É essa expressão dela que recordo frequentemente quando na televisão ouço governantes, “comentadores políticos” ou “politólogos”. Porque, quando se fala de pobreza, quando se diz que o dinheiro não chega ao fim do mês e que é urgente aumentar salários, lá vêm eles dizer: “Ui, não se pode!”. É a inflação, ou a guerra, ou a produtividade, ou as empresas não aguentam, ou os impostos, ou a COVID, ou as contas certas, ou os combustíveis, ou a dívida externa, etc. Arranja-se sempre uma razão. E os “maus” também variam: é o anterior governo, ou os ciganos, ou os imigrantes, ou os chineses, ou as empresas públicas, ou os russos, ou os terroristas, etc. Tudo com horas e horas de justificações, mas essencialmente para nunca falar da raiz de todos os conflitos sociais: a injusta e totalmente desigual distribuição da riqueza.

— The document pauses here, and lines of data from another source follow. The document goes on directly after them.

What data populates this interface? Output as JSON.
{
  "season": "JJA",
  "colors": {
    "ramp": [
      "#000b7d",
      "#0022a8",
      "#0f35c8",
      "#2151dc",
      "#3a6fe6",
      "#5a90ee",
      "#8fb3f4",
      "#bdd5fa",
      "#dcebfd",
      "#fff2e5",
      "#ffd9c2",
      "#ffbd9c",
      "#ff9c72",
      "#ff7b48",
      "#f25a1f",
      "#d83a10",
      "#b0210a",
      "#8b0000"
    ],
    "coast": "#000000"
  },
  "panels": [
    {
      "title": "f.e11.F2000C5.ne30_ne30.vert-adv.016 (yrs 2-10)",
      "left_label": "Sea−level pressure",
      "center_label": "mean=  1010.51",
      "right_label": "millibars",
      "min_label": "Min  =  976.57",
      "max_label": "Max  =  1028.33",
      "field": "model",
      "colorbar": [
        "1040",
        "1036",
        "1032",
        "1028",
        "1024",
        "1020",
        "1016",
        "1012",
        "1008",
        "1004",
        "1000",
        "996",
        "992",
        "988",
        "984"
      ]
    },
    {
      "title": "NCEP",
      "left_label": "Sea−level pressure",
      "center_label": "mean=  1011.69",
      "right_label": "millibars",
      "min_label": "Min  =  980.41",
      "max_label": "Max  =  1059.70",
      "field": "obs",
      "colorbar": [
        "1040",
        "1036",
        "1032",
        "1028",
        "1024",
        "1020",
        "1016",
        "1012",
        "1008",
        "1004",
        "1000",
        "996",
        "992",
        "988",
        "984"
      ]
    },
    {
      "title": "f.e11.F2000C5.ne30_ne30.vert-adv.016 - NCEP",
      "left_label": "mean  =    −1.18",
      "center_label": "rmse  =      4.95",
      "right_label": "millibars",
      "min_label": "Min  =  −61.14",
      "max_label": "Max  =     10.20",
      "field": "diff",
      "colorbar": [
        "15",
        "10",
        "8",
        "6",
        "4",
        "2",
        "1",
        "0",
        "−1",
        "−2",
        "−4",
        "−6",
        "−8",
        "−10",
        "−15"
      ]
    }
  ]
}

Da totalidade da riqueza criada anualmente, a fatia que vai para a imensa maioria da população que trabalha é cada vez menor. O trabalho é cada vez mais mal pago. Os salários não chegam para as despesas de habitação, alimentação, transportes, vestuário, saúde, educação. Cada vez mais gente se vê obrigada a ter dois ou mais empregos, a dormir menos que o necessário, a calar-se perante a prepotência dos patrões, a não ter tempo para viver com os filhos, a adiar tê-los, a não estar tranquilo quanto ao acesso à educação e aos cuidados de saúde, a não ter vida cultural, a não poder realizar os seus planos e projetos de vida, a não ter estabilidade no trabalho, a ter de adiar as suas vidas. O mundo do trabalho (em que se incluem aqueles que depois de uma vida inteira de trabalho merecem um final de vida digno) participa cada vez menos da riqueza.
Do outro lado, a apropriar-se da maior fatia do bolo, temos uma pequeníssima percentagem da população a acumular fortunas imensas, algumas de milhares de milhões de Euros, enquanto o salário mediano em Portugal ronda apenas os 1000€ brutos por mês. Ainda para mais, o que se tem vindo a verificar é que, de ano para ano, os ricos acumulam cada vez mais e as suas fortunas crescem cada vez mais depressa. E com as suas fortunas cresce o poder, com políticos e governos ao seu serviço. Entre as empresas de que querem ser donos estão até as de um sector em que, não raras vezes, dão prejuízo: a comunicação social. Rádios, televisões, jornais. Porque será que têm interesse nestas empresas? A Marília responderia rapidamente: o principal conflito que é necessário resolver na nossa sociedade não é um conflito entre etnias, entre trabalhadores locais e deslocados, entre brancos, pretos ou amarelos (todos eles da mesma raça, a humana), entre crentes no deus A e crentes no deus B. O principal conflito é a injustiça na distribuição da riqueza, é o roubo, a quem trabalha, da possibilidade de ter uma vida realizada e com prazer em viver. É por isso que os ricos nos dão 24 horas por dia, em dezenas de canais, “conversa de chacha”: para que eles possam continuar a apropriar-se da maior parte da riqueza criada por todos, o que eles bem sabem que só durará até ao dia em que os trabalhadores não forem mais em conversas e, organizados, puserem fim a isto.